Tom Omerza, who is the school board representative on the ESLPAC, said he came out of the recent meeting “happy that we are starting to see some metrics and happy that something was introduced.” He also noted that he was not prepared to vote on any metrics plan on Monday night. “I want to see input from parents, administration, and the school board. We need time to digest this and get some feedback. I think it is too fast, but I don’t want to go too slow. To me this is a really good start.”
Marsnik described the role of the school board.
“The board’s role is not to make recommendations. The recommendations have to come from the administration. When we start making recommendations, that goes under the heading of micro-managing.”
Marsnik also pushed back against those in the community who have charged that the district superintendent is making the decisions.
“That’s not true. He is a spokesperson, but he is making these decisions in collaboration with our principals and the ELSPAC advisory committee and our medical professionals,” he said.

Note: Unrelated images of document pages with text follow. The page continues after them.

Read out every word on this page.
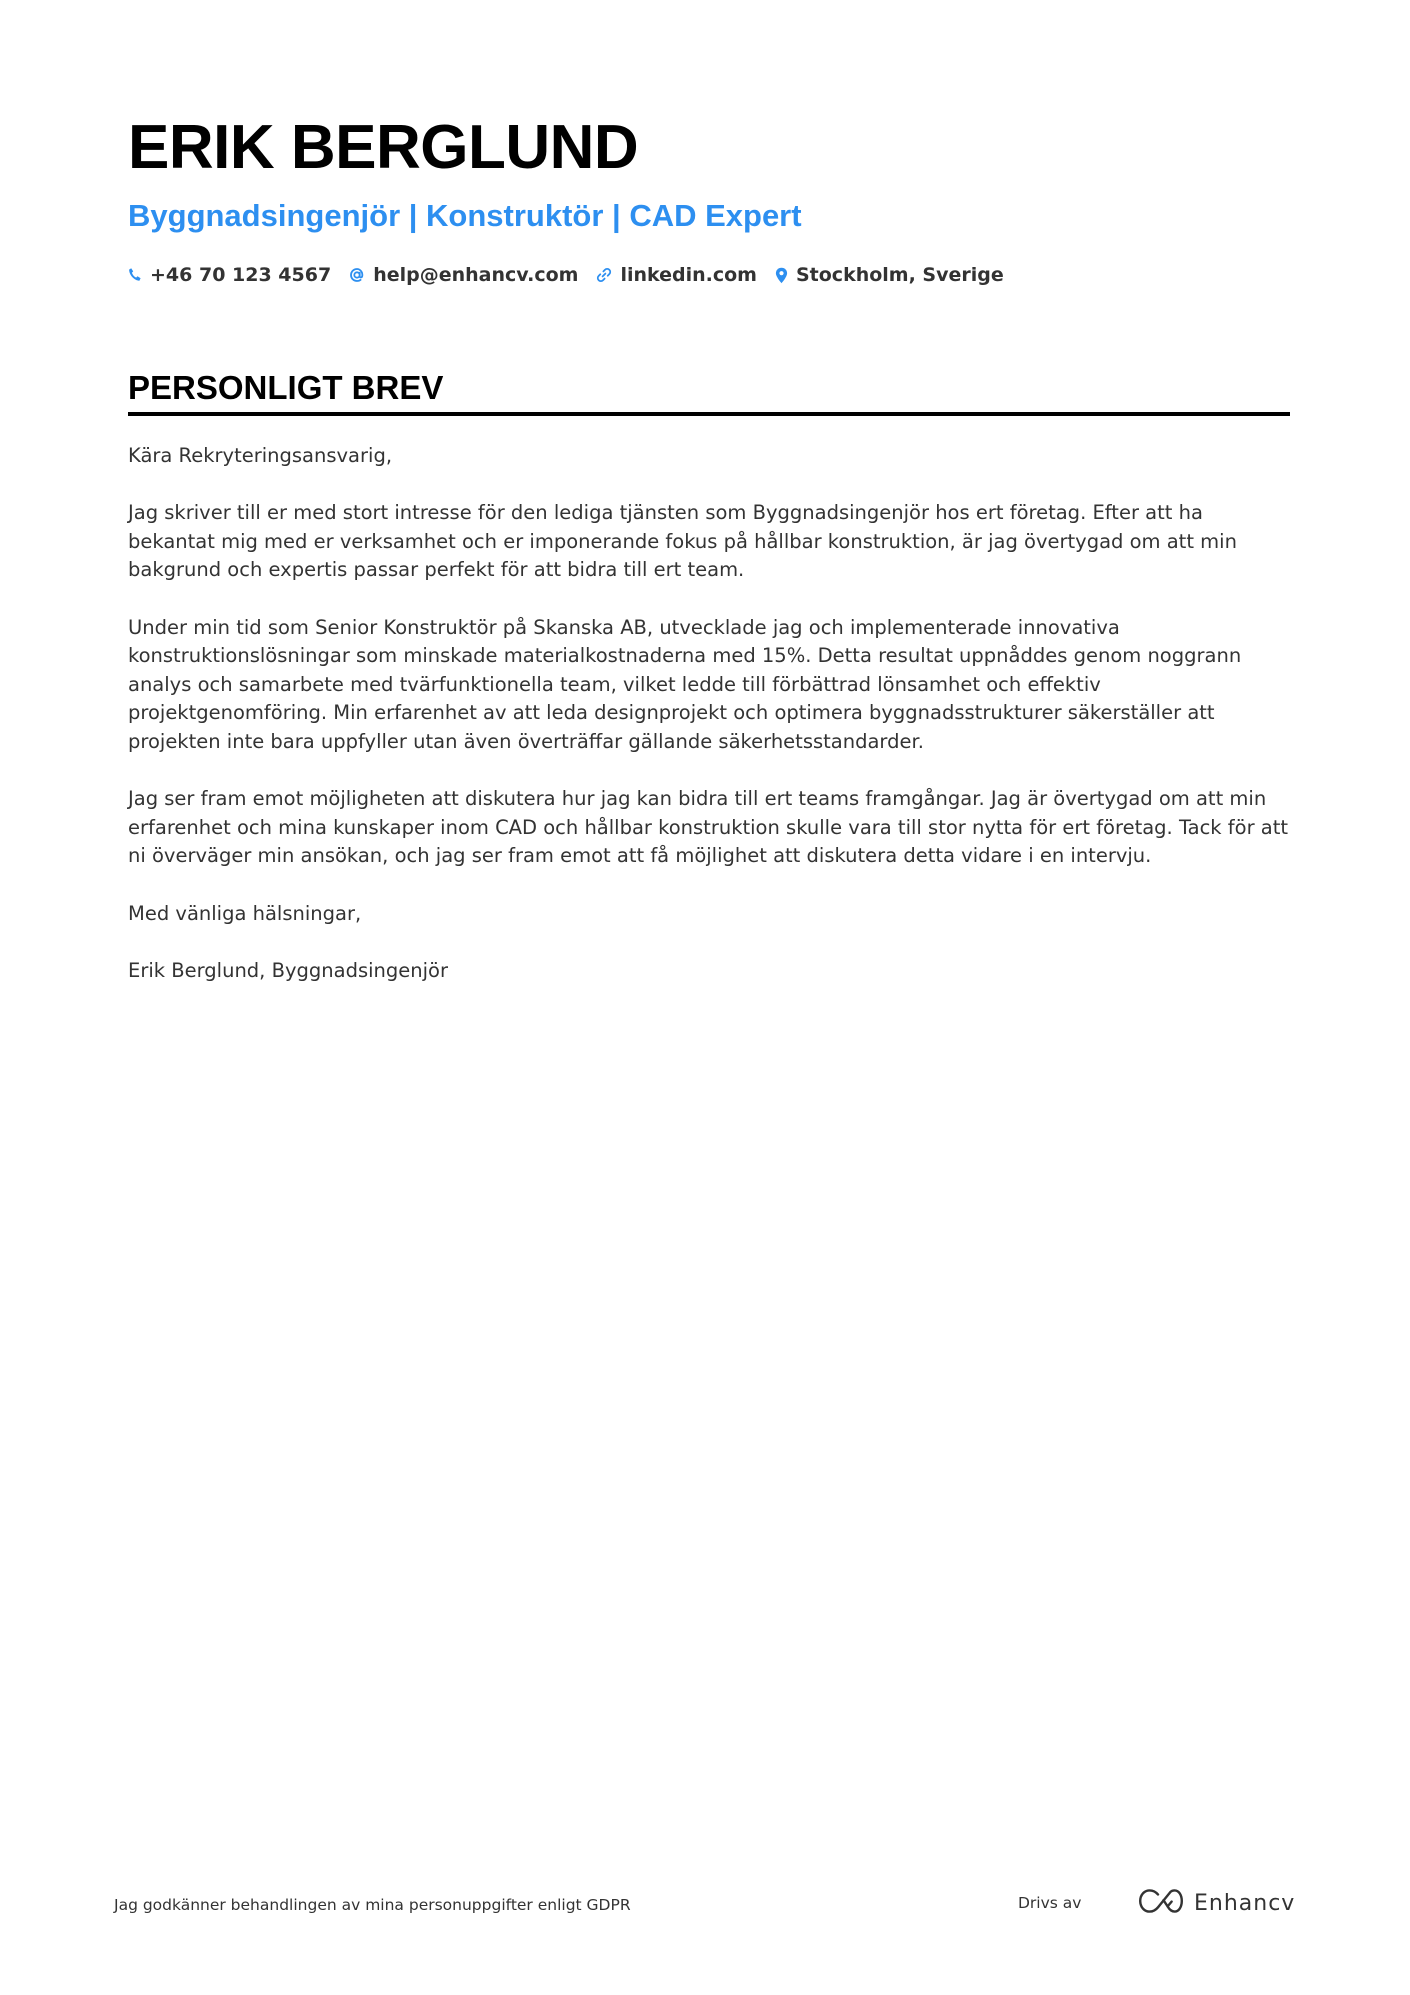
ERIK BERGLUND
Byggnadsingenjör | Konstruktör | CAD Expert
+46 70 123 4567 help@enhancv.com linkedin.com Stockholm, Sverige
PERSONLIGT BREV

Kära Rekryteringsansvarig,

Jag skriver till er med stort intresse för den lediga tjänsten som Byggnadsingenjör hos ert företag. Efter att ha bekantat mig med er verksamhet och er imponerande fokus på hållbar konstruktion, är jag övertygad om att min bakgrund och expertis passar perfekt för att bidra till ert team.

Under min tid som Senior Konstruktör på Skanska AB, utvecklade jag och implementerade innovativa konstruktionslösningar som minskade materialkostnaderna med 15%. Detta resultat uppnåddes genom noggrann analys och samarbete med tvärfunktionella team, vilket ledde till förbättrad lönsamhet och effektiv projektgenomföring. Min erfarenhet av att leda designprojekt och optimera byggnadsstrukturer säkerställer att projekten inte bara uppfyller utan även överträffar gällande säkerhetsstandarder.

Jag ser fram emot möjligheten att diskutera hur jag kan bidra till ert teams framgångar. Jag är övertygad om att min erfarenhet och mina kunskaper inom CAD och hållbar konstruktion skulle vara till stor nytta för ert företag. Tack för att ni överväger min ansökan, och jag ser fram emot att få möjlighet att diskutera detta vidare i en intervju.

Med vänliga hälsningar,

Erik Berglund, Byggnadsingenjör

Jag godkänner behandlingen av mina personuppgifter enligt GDPR	Drivs av	Enhancv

Erie agreed with Omerza. “Ideally, we would like more time and involve more people and get more feedback and get more direct guidance and see what other people are doing. You wanted metrics and this is a start,” he said.
The board voted unanimously to remove the “Metrics to Dial Back Mitigation Strategies” from the Ely Public School Safe Learning Reopening Plan 2021-2022 to give the school administration more time to develop and fine tune a complete strategy, and called for at least four more community members, such as parents and students, to be on ELSPAC. The council was set to meet on Thursday, Oct. 14. School board members will schedule a special meeting to approve any revised COVID-19 mitigation strategies as recommended by the administration.